Valter Hugo Mãe

Aqui os amigos


Rubrica "Cidadania Impura", de Valter Hugo Mãe.

Por anos, vir a Coura era rever as personagens do clube. Cidadãos tácitos dessa cidade onde o município seria presidido por Nick Cave.

A primeira sinfonia de Brahms, a minha favorita, dirigida por Toscanini, o bruto, é meu modo de estardalhar. A abertura, com suas investidas mais violentas, a maravilha das percussões, e o melancólico das quebras, parece-me pura perturbação, proibição da normalidade. Eu anseio pela normalidade mas combato-a constantemente porque caminhar para ela deve ser adiado, relutante, um exercício de sensatez que se deseja apenas aos que se consumam ou adoecem. Estou sempre com a música demasiado alta quando conduzo. Não conduzo, vou no meio da multidão, ergo a orquestra como se gigante, alguém gigante que possa caber uma orquestra na palma da mão. E imagino o Toscanini na sua fúria temível a obrigar todos os intérpretes ao rigor de Brahms, o génio cheio de dúvidas. Tão perfeitos para se juntarem, tão díspares em seus espíritos.

Desço de auscultadores ao recinto do Festival de Música de Paredes de Coura, onde guardo a grata memória de haver visto os Sonic Youth, os Bauhaus ou os Mão Morta. Foi sempre meu sonho que a organização tivesse coragem para agendar uma orquestra para fazerem uma sinfonia inteira, um grandiosa sinfonia que se levantasse de entre o arvoredo a pleno pulmão. Não entendo que alergia terão as cervejeiras à música erudita e por que razão não haveriam os mais jovens de espantar ao menos com a oitava de Mahler, nem que apenas com os andamentos finais, nem que apenas com o último de todos, na progressão incrível das vozes.

Sento-me na ladeira da tenda vip. Lembro como ali estava com o Alexandre e com a Carla, o ar de punks sem consumo, a refilar contra o preço dos cachorros-quentes e à espera que passassem as bandas mais telefónicas para chegarem as do rock a ferrar. Éramos irritadíssimos com a burguesia, coisa que tolerávamos apenas à família por muito amor. Precisávamos de rebeldia porque tudo nos disciplinava. O decoro ainda antigo e a pobreza pretendiam de nós uma quietude abnegada. Mas não podíamos ficar quietos, ao menos não por dentro, onde havia sobretudo sonho por conquistar, tanta hipótese de errar em tudo, tanta hipótese de nada conquistar.

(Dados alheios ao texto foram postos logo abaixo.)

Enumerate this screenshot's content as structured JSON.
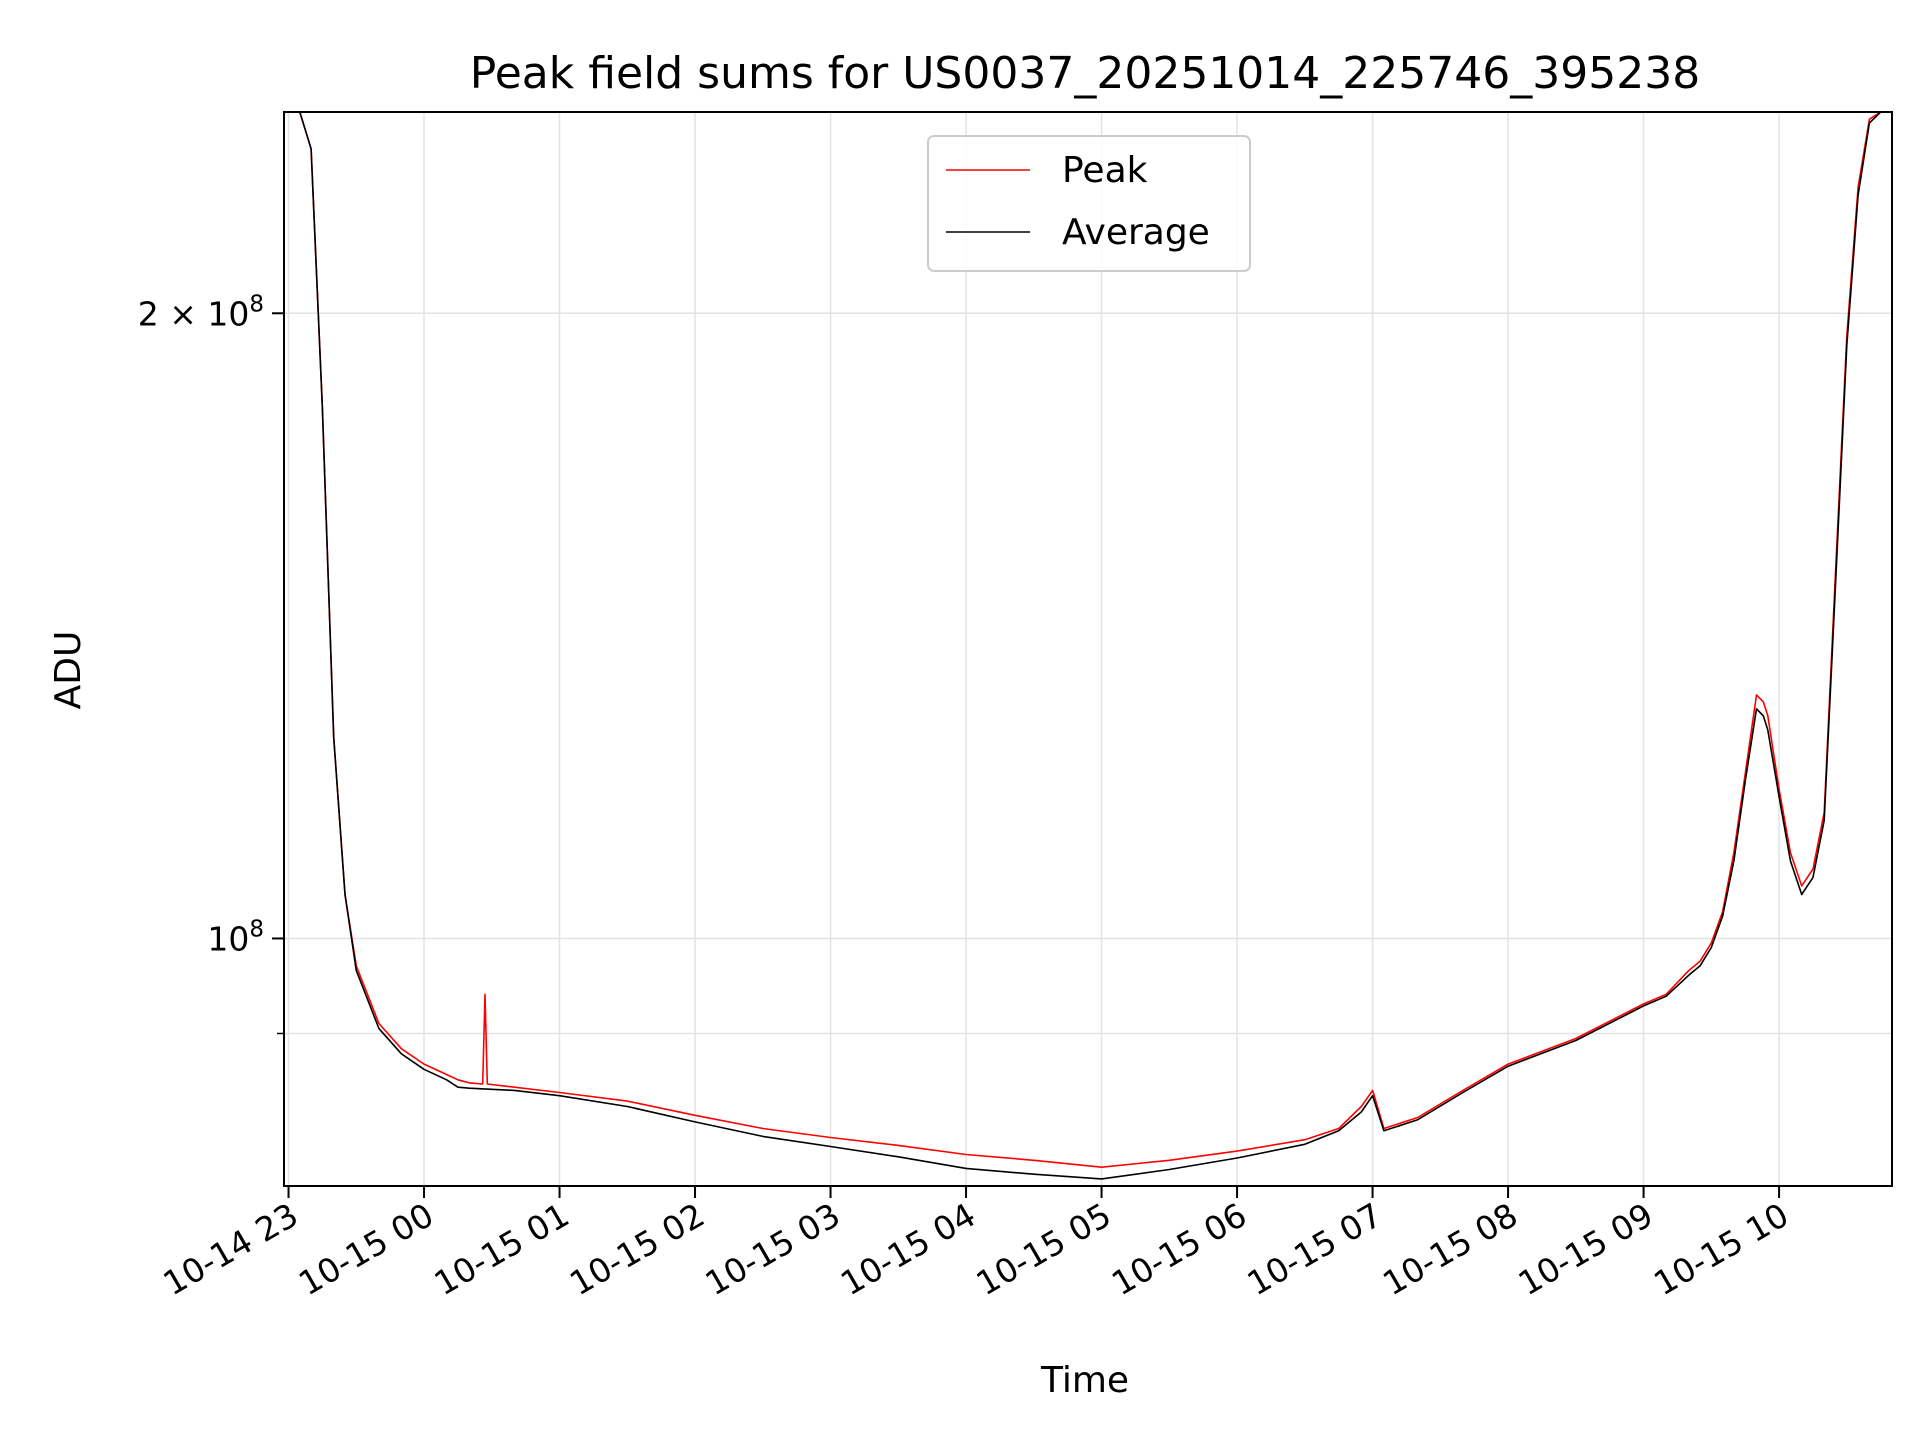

Vir a Coura para o festival era o culto da libertação. Não servia para sermos imediatamente melhores, servia para chegarmos mais perto da nossa própria natureza, descomplexados, apaziguados com sermos feios, falhos, estarmos deixados para o fim, estreitos nas oportunidades, de esperança fixa apenas na música e em como ela nos mapeava cúmplices semelhantes. Por anos, vir a Coura era rever as personagens do clube. Cidadãos tácitos dessa cidade onde o município seria presidido por Nick Cave.

Estamos, agora, burgueses, mesmo que nos tenhamos um amor difícil, muito crítico. Passamos a entender a beleza dos pífaros e dos fagotes, passamos a tolerar até as harpas e seus timbres soporíferos. No recinto quase sagrado do festival de Coura, onde minha juventude maturou algumas de suas maiores felicidades, ouço Brahms e as abelhas levam o açúcar que há no pólen dos meus ouvidos. Faltam-me aqui os amigos. No recinto do festival, como na campa do meu pai, a ausência é quase insuportável.